You can use ordinary bought yoghurt as a starter, but make sure it doesn't contain gelatin. Generally the organic and biodynamic yoghurts have no gelatin. You can buy specialist milk thermometers, but for some reason they have very small dials. I've got a candy thermometer with a bigger dial for my older eyes. You probably need to use a thermometer until you know what the temps feel like on your clean finger. After that, it's easy enough to judge by poking your clean finger in the mix.
RECIPE
4 cups milk
½ cup instant milk powder, more if you want thicker yoghurt
3 tablespoons plain yoghurt at room temperature
- Pour 4 cups milk into saucepan and clip a thermometer to the side of the pan. You need to pasturise the milk again to make sure only the beneficial bacteria grow. Heat milk to 80 - 95 degrees C or until little bubbles form around the edge of the pan. Stir the milk while it's heating to stop it scorching.

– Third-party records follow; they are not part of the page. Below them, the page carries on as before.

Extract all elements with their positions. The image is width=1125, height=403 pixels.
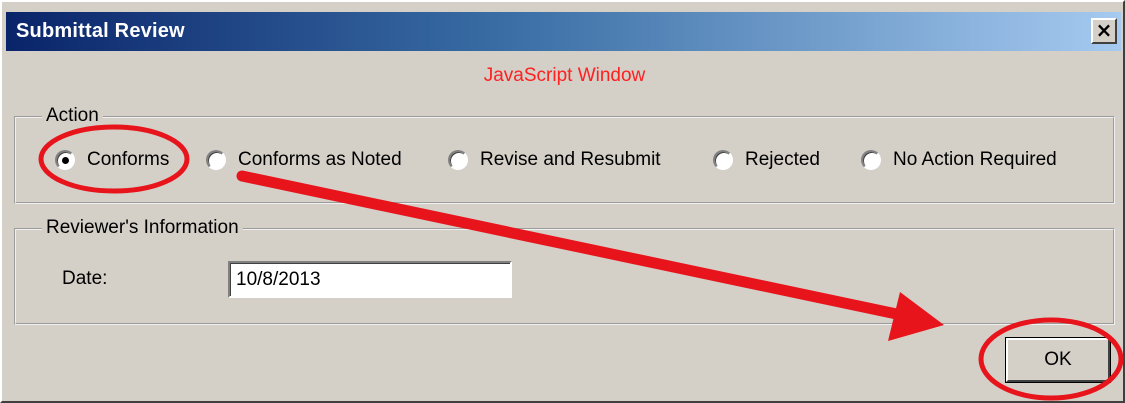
reviewer-info-legend: Reviewer's Information: [42, 217, 243, 239]
radio-button-icon[interactable]: [713, 150, 733, 170]
ok-button[interactable]: OK: [1006, 338, 1110, 382]
reviewer-info-group: [14, 228, 1115, 325]
radio-label: No Action Required: [893, 149, 1057, 170]
submittal-review-dialog: Submittal Review × JavaScript Window Act…: [0, 0, 1125, 403]
close-button[interactable]: ×: [1091, 18, 1117, 44]
radio-rejected[interactable]: Rejected: [713, 149, 820, 171]
radio-label: Conforms as Noted: [238, 149, 402, 170]
title-bar[interactable]: Submittal Review ×: [6, 12, 1121, 51]
date-input[interactable]: [228, 261, 512, 298]
dialog-title: Submittal Review: [16, 20, 185, 42]
radio-revise-and-resubmit[interactable]: Revise and Resubmit: [448, 149, 661, 171]
radio-conforms-as-noted[interactable]: Conforms as Noted: [206, 149, 402, 171]
radio-conforms[interactable]: Conforms: [55, 149, 169, 171]
date-label: Date:: [62, 268, 108, 289]
radio-button-icon[interactable]: [55, 150, 75, 170]
radio-button-icon[interactable]: [448, 150, 468, 170]
radio-button-icon[interactable]: [206, 150, 226, 170]
radio-button-icon[interactable]: [861, 150, 881, 170]
action-legend: Action: [42, 105, 103, 127]
radio-label: Conforms: [87, 149, 170, 170]
window-subtitle: JavaScript Window: [483, 65, 646, 86]
radio-no-action-required[interactable]: No Action Required: [861, 149, 1057, 171]
radio-label: Rejected: [745, 149, 820, 170]
radio-label: Revise and Resubmit: [480, 149, 661, 170]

- When the temperature is reached, remove the milk from the stove. Stir in the powdered milk. Leave the thermometer clipped to the pan and cool the milk to 40 - 50 degrees C. To speed up the cooling process, you can transfer it to a cool bowl or put it in the fridge.
- Add the starter. Place the plain yoghurt in a small bowl, stir in 1/3 cup of the warm milk and mix until smooth. Then stir the starter mixture into remaining milk and mix well.
- Incubate the yoghurt in the crockpot (or in a warm place like an oven on low heat). Preheat the crockpot on low for about 15 minutes, until it feels very warm to the fingertips. Pour yoghurt mixture into the crockpot, cover the crockpot, and turn off the heat. At 35 to 45-minutes intervals, heat the crockpot on low for 10 to 15 minutes then turn off the heat.
The mix needs to incubate for 3-5 hours at a temperature of 43-45 degrees C. Do not shake or disturb it during incubation. After 3 hours, check to see if the yoghurt is set by gently tilting the container. If yoghurt is set and firm, place it in the refrigerator and chill for 6 hours before serving. If not, continue to incubate. Check the yoghurt every hour and place in refrigerator as soon as it sets. The longer the yoghurt incubates the tarter the flavor will be. If your yoghurt sets within 3 hours, but you'd prefer more tartness, continue the incubation process for another hour or so. Yoghurt making is only successful if you use fresh viable cultures, so check the use by date on your yoghurt starter and make it as soon as you can after buying it. Once you've made your own yoghurt you can use it as your next starter.
If you want to sweeten the yoghurt, you do it after it's made. You can add jam, fruit, sugar or honey to sweeten it. When you've got your homemade yoghurt you can use it to make delicious quark cheese - either savory or sweet. There is a photo of my homemade quark cheese on this blog somewhere.
I hope to be able to try this with my kids this summer. They LOVE yogurt. Do you think that it's something that kids (9-12) could easily participate in?
ReplyDeleteP~
yes Patrick, it's something kids could easily do. You have to pasteurise the milk just prior to making the yoghurt, but the rest of the process is just mixing and monitoring. They'll get a good quality yoghurt that they can modify to whatever flavour they enjoy.
ReplyDeleteHi there, are you able to make yoghurt from raw milk without the pasteurising part??